All those constant stops and standing around, especially in American Football, are extremely interrupting and confusing.
It's like, run for a few seconds, then everyone kind of mills around for a while, eventually gets back into a line, and eventually a whistle blows and people start moving again.
I know you probably won't, but you should give american football a chance. There are really 4 entities in American football playing against each other - each team, and the game clock, and an independent play clock, which is really it's own thing. The game clock acting as a neutral force in the game dramatically dictates the strategy of the game.
People aren't milling about in between plays, and the time spent between plays is important. The time spent between plays is when coaches call in the plays to their players and, much more importantly, when substitutions are made by each team. The offense essentially defines how fast the game moves between plays - if the offense elects a hurry up offense (essentially no down time between plays) the defense has no choice but to go along with it
unless the offense substitutes a player, in which case the defense must be allowed time to substitute a player.
Each offense has a maximum of 30 seconds (25 in the pros, I believe) between plays according to the play clock. If you are, for example, decimating a defense with your current lineup, you would go no huddle hurry up to pummel the defense.
There is a lot of nuance in the ways you milk a clock in football, I find the clock rules makes the game much more exciting. In reality, the clock rules for football mimic speed chess in several ways.
There are numerous ways for each team to affect each clock individually, and sometimes "standing around" in and of itself is a strategy. Milking a clock late, on 4th down, your offense goes to the line and imitates cadence for a full 30 seconds to try and draw the defense offsides, for example. The defense knows either it's a fake, or that they're coming on all cylinders. Either the offense is going to play off the defense trying to time a blitz for maximum efficiency for a, say, a game-winning first down, or they're going to call a time out with 1 second left if the ploy doesn't work.

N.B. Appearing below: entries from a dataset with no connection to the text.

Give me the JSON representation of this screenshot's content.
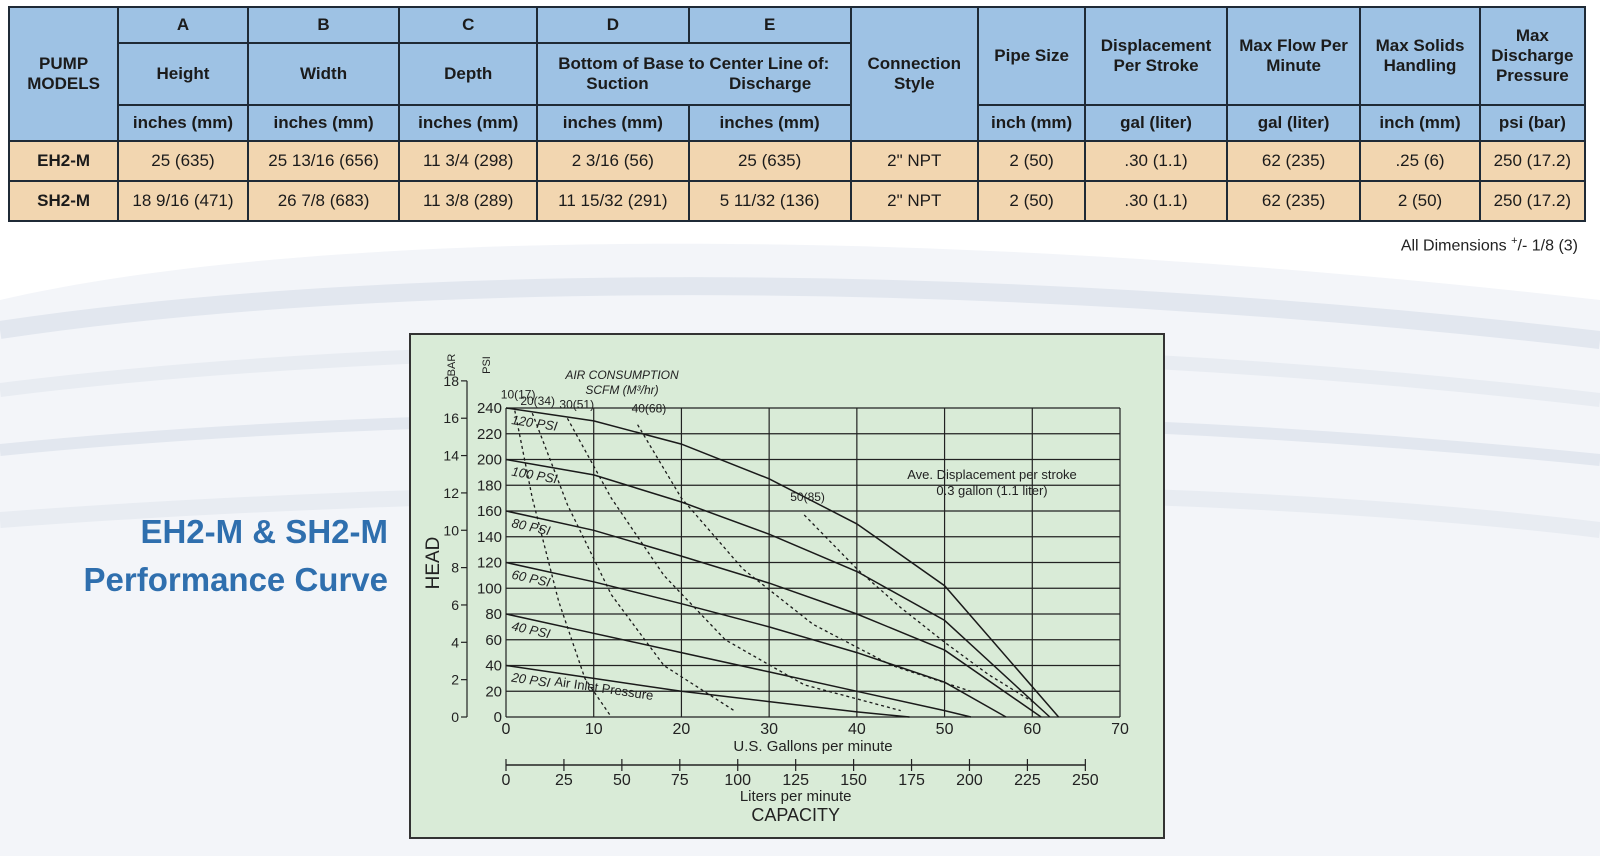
{
  "table": {
    "header_models": "PUMP MODELS",
    "header_letters": [
      "A",
      "B",
      "C",
      "D",
      "E"
    ],
    "header_dims": [
      "Height",
      "Width",
      "Depth"
    ],
    "header_bottom": "Bottom of Base to Center Line of:",
    "header_suction": "Suction",
    "header_discharge": "Discharge",
    "header_connection": "Connection Style",
    "header_pipe": "Pipe Size",
    "header_displacement": "Displacement Per Stroke",
    "header_maxflow": "Max Flow Per Minute",
    "header_solids": "Max Solids Handling",
    "header_pressure": "Max Discharge Pressure",
    "units": [
      "inches (mm)",
      "inches (mm)",
      "inches (mm)",
      "inches (mm)",
      "inches (mm)",
      "inch (mm)",
      "gal (liter)",
      "gal (liter)",
      "inch (mm)",
      "psi (bar)"
    ],
    "rows": [
      [
        "EH2-M",
        "25 (635)",
        "25 13/16 (656)",
        "11 3/4 (298)",
        "2 3/16 (56)",
        "25 (635)",
        "2\" NPT",
        "2 (50)",
        ".30 (1.1)",
        "62 (235)",
        ".25 (6)",
        "250 (17.2)"
      ],
      [
        "SH2-M",
        "18 9/16 (471)",
        "26 7/8 (683)",
        "11 3/8 (289)",
        "11 15/32 (291)",
        "5 11/32 (136)",
        "2\" NPT",
        "2 (50)",
        ".30 (1.1)",
        "62 (235)",
        "2 (50)",
        "250 (17.2)"
      ]
    ],
    "colors": {
      "header_bg": "#9ec2e4",
      "row_bg": "#f2d6b0",
      "border": "#1f2a36"
    }
  },
  "note": {
    "text": "All Dimensions ",
    "sup": "+",
    "rest": "/- 1/8 (3)"
  },
  "title": {
    "line1": "EH2-M & SH2-M",
    "line2": "Performance Curve",
    "color": "#2f6fae"
  },
  "chart_data": {
    "type": "line",
    "xlabel": "U.S. Gallons per minute",
    "ylabel": "HEAD",
    "xlabel2": "Liters per minute",
    "caption": "CAPACITY",
    "y_unit_bar": "BAR",
    "y_unit_psi": "PSI",
    "xlim": [
      0,
      70
    ],
    "ylim": [
      0,
      240
    ],
    "x_ticks": [
      0,
      10,
      20,
      30,
      40,
      50,
      60,
      70
    ],
    "y_ticks_psi": [
      0,
      20,
      40,
      60,
      80,
      100,
      120,
      140,
      160,
      180,
      200,
      220,
      240
    ],
    "y_ticks_bar": [
      0,
      2,
      4,
      6,
      8,
      10,
      12,
      14,
      16,
      18
    ],
    "liters_ticks": [
      0,
      25,
      50,
      75,
      100,
      125,
      150,
      175,
      200,
      225,
      250
    ],
    "grid": true,
    "background": "#d9ebd7",
    "annotation_air": [
      "AIR CONSUMPTION",
      "SCFM (M³/hr)"
    ],
    "annotation_disp": [
      "Ave. Displacement per stroke",
      "0.3 gallon (1.1 liter)"
    ],
    "inlet_label": "Air Inlet Pressure",
    "series": [
      {
        "name": "20 PSI",
        "x": [
          0,
          10,
          20,
          30,
          40,
          46
        ],
        "y": [
          40,
          30,
          20,
          12,
          4,
          0
        ]
      },
      {
        "name": "40 PSI",
        "x": [
          0,
          10,
          20,
          30,
          40,
          50,
          53
        ],
        "y": [
          80,
          65,
          50,
          35,
          20,
          5,
          0
        ]
      },
      {
        "name": "60 PSI",
        "x": [
          0,
          10,
          20,
          30,
          40,
          50,
          57
        ],
        "y": [
          120,
          105,
          88,
          70,
          50,
          27,
          0
        ]
      },
      {
        "name": "80 PSI",
        "x": [
          0,
          10,
          20,
          30,
          40,
          50,
          61
        ],
        "y": [
          160,
          145,
          125,
          104,
          80,
          52,
          0
        ]
      },
      {
        "name": "100 PSI",
        "x": [
          0,
          10,
          20,
          30,
          40,
          50,
          62
        ],
        "y": [
          200,
          188,
          167,
          142,
          113,
          75,
          0
        ]
      },
      {
        "name": "120 PSI",
        "x": [
          0,
          10,
          20,
          30,
          40,
          50,
          63
        ],
        "y": [
          240,
          230,
          212,
          185,
          150,
          102,
          0
        ]
      }
    ],
    "air_consumption": [
      {
        "label": "10(17)",
        "x": [
          1,
          3,
          6,
          9,
          12
        ],
        "y": [
          238,
          170,
          90,
          30,
          0
        ]
      },
      {
        "label": "20(34)",
        "x": [
          3,
          7,
          12,
          18,
          26
        ],
        "y": [
          236,
          165,
          95,
          40,
          5
        ]
      },
      {
        "label": "30(51)",
        "x": [
          7,
          12,
          18,
          25,
          34,
          45
        ],
        "y": [
          232,
          170,
          110,
          60,
          25,
          5
        ]
      },
      {
        "label": "40(68)",
        "x": [
          15,
          20,
          27,
          35,
          44,
          53
        ],
        "y": [
          227,
          170,
          115,
          72,
          40,
          20
        ]
      },
      {
        "label": "50(85)",
        "x": [
          34,
          40,
          45,
          50,
          55,
          60
        ],
        "y": [
          157,
          115,
          85,
          58,
          33,
          12
        ]
      }
    ]
  }
}
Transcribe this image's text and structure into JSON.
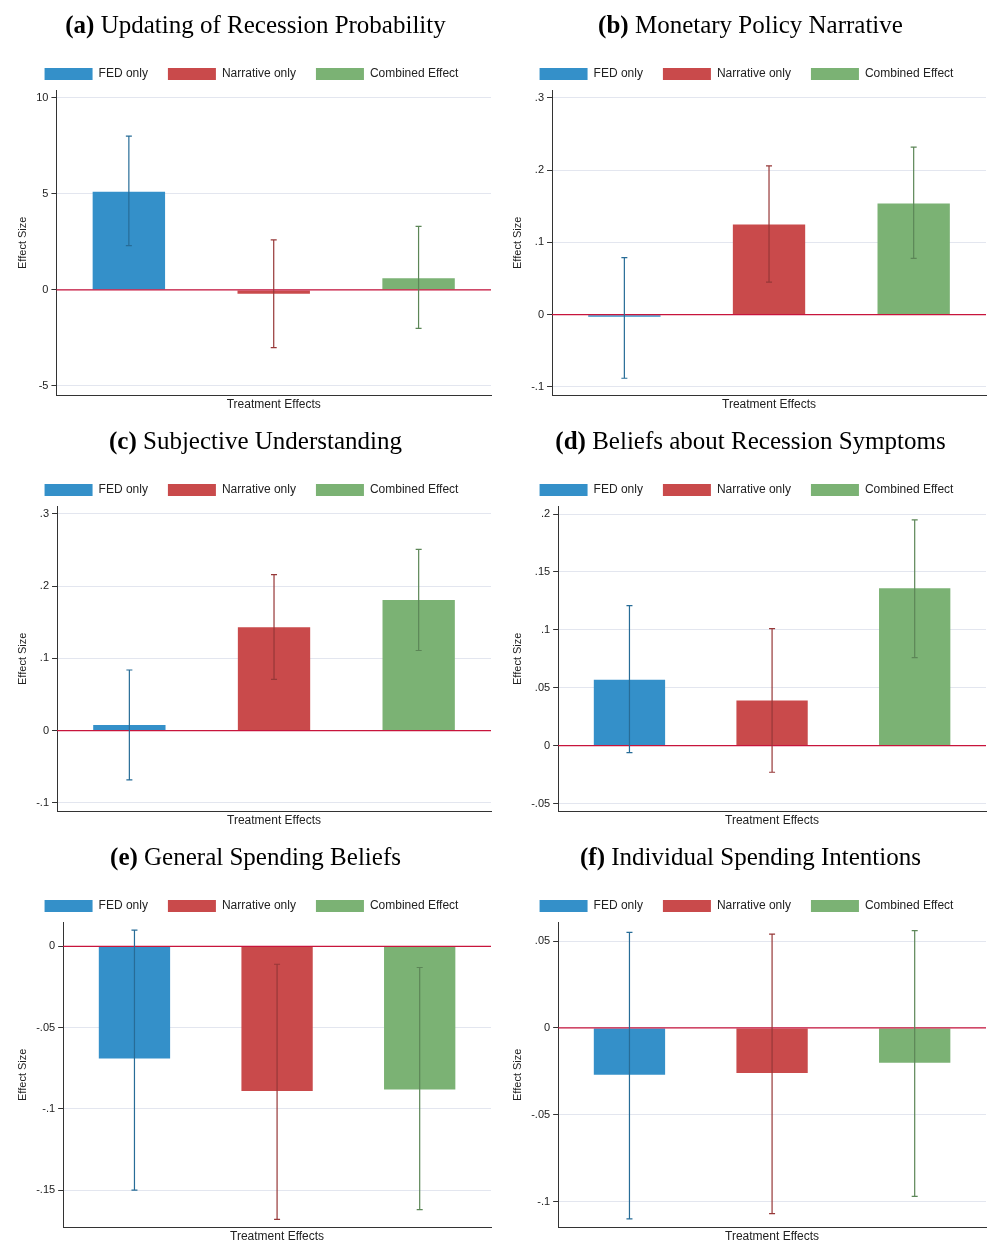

Individual plays affect the clock too. If the game clock is winding down, and you have to march down the field for a win, you'll go to passing plays as incompletions stop the game clock. That sort of stuff. The dual clocks of football, coupled with the ways the offense can affect the clock, pretty much makes it unlike any other sport I've played or witnessed. Even basketball is different because the offense really only has a few ways to affect the clock.